Mario Been nie krył zadowolenia z wygranej jego podopiecznych w meczu przeciwko Sparcie Rotterdam. Trener pochwalił ponadto testowanego Krisztiana Simona, autora dwóch asyst oraz jednej bramki. Nie minął jednak i smutek po odejściu z tego świata Coena Moulijna. "Poczułem się na prawdę dziwnie. Minuta ciszy była imponująca. A na szczególne uznanie zasługują kibice".
"Zagraliśmy dziś, więc mieliśmy obowiązek pokazać się z jak najlepszej strony i to było zwycięstwo dla Coena. Miło, że się udało" - dodał Been. Pierwsza połowa zupełnie nie układała się po myśli Feyenoordu. Drugie czterdzieści pięć minut, w dużej mierze dzięki znakomitej postawie Simona, wyglądało o wiele lepiej.
"Simon wykonał dobrą robotę" - dodawał trener. "Posiada szybkość, dostrzega kolegów z drużyny, co przełożyło się na kolejne bramki. Zrobił na mnie pozytywne wrażenie". Been zabrał głos również na temat drugiego testowanego Sergeya Khizhnichenko, lecz ten spędził na placu gry zbyt mało czasu, by było można dokładnie ocenić jego osobę.

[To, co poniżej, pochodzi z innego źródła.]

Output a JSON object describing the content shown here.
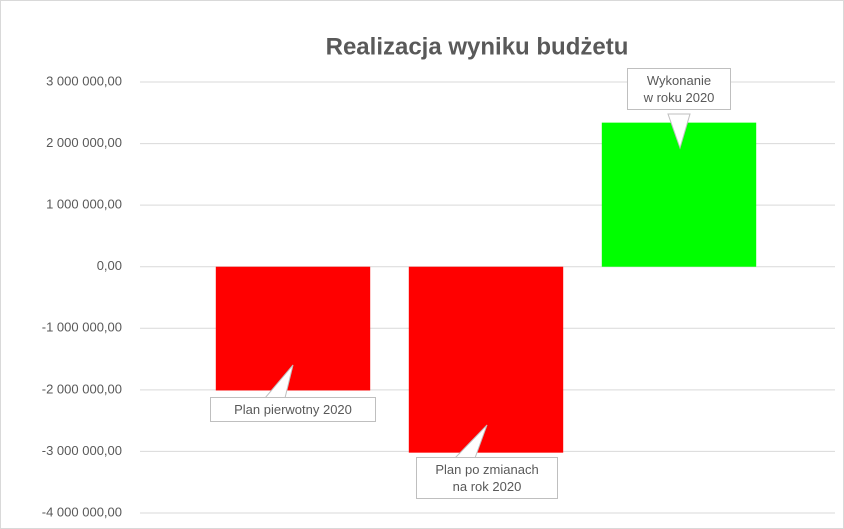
{
  "chart_data": {
    "type": "bar",
    "title": "Realizacja wyniku budżetu",
    "categories": [
      "Plan pierwotny 2020",
      "Plan po zmianach\nna rok 2020",
      "Wykonanie\nw roku 2020"
    ],
    "values": [
      -2010000,
      -3020000,
      2340000
    ],
    "colors": [
      "#ff0000",
      "#ff0000",
      "#00ff00"
    ],
    "ylim": [
      -4000000,
      3000000
    ],
    "yticks": [
      {
        "value": -4000000,
        "label": "-4 000 000,00"
      },
      {
        "value": -3000000,
        "label": "-3 000 000,00"
      },
      {
        "value": -2000000,
        "label": "-2 000 000,00"
      },
      {
        "value": -1000000,
        "label": "-1 000 000,00"
      },
      {
        "value": 0,
        "label": "0,00"
      },
      {
        "value": 1000000,
        "label": "1 000 000,00"
      },
      {
        "value": 2000000,
        "label": "2 000 000,00"
      },
      {
        "value": 3000000,
        "label": "3 000 000,00"
      }
    ],
    "grid": true
  }
}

"Ale otrzyma szansę podczas obozu treningowego, gdzie będzie mógł się wykazać i udowodnić swą przydatność. Do omanu udadzą się również Stefan de Vrij i Leroy Fer. Tam będziemy pracować nad jak najlepszym przygotowaniem do drugiej części rozgrywek. W każdym bądź razie, dzisiejsza wygrana wniesie do zespołu niezbędne zaufanie".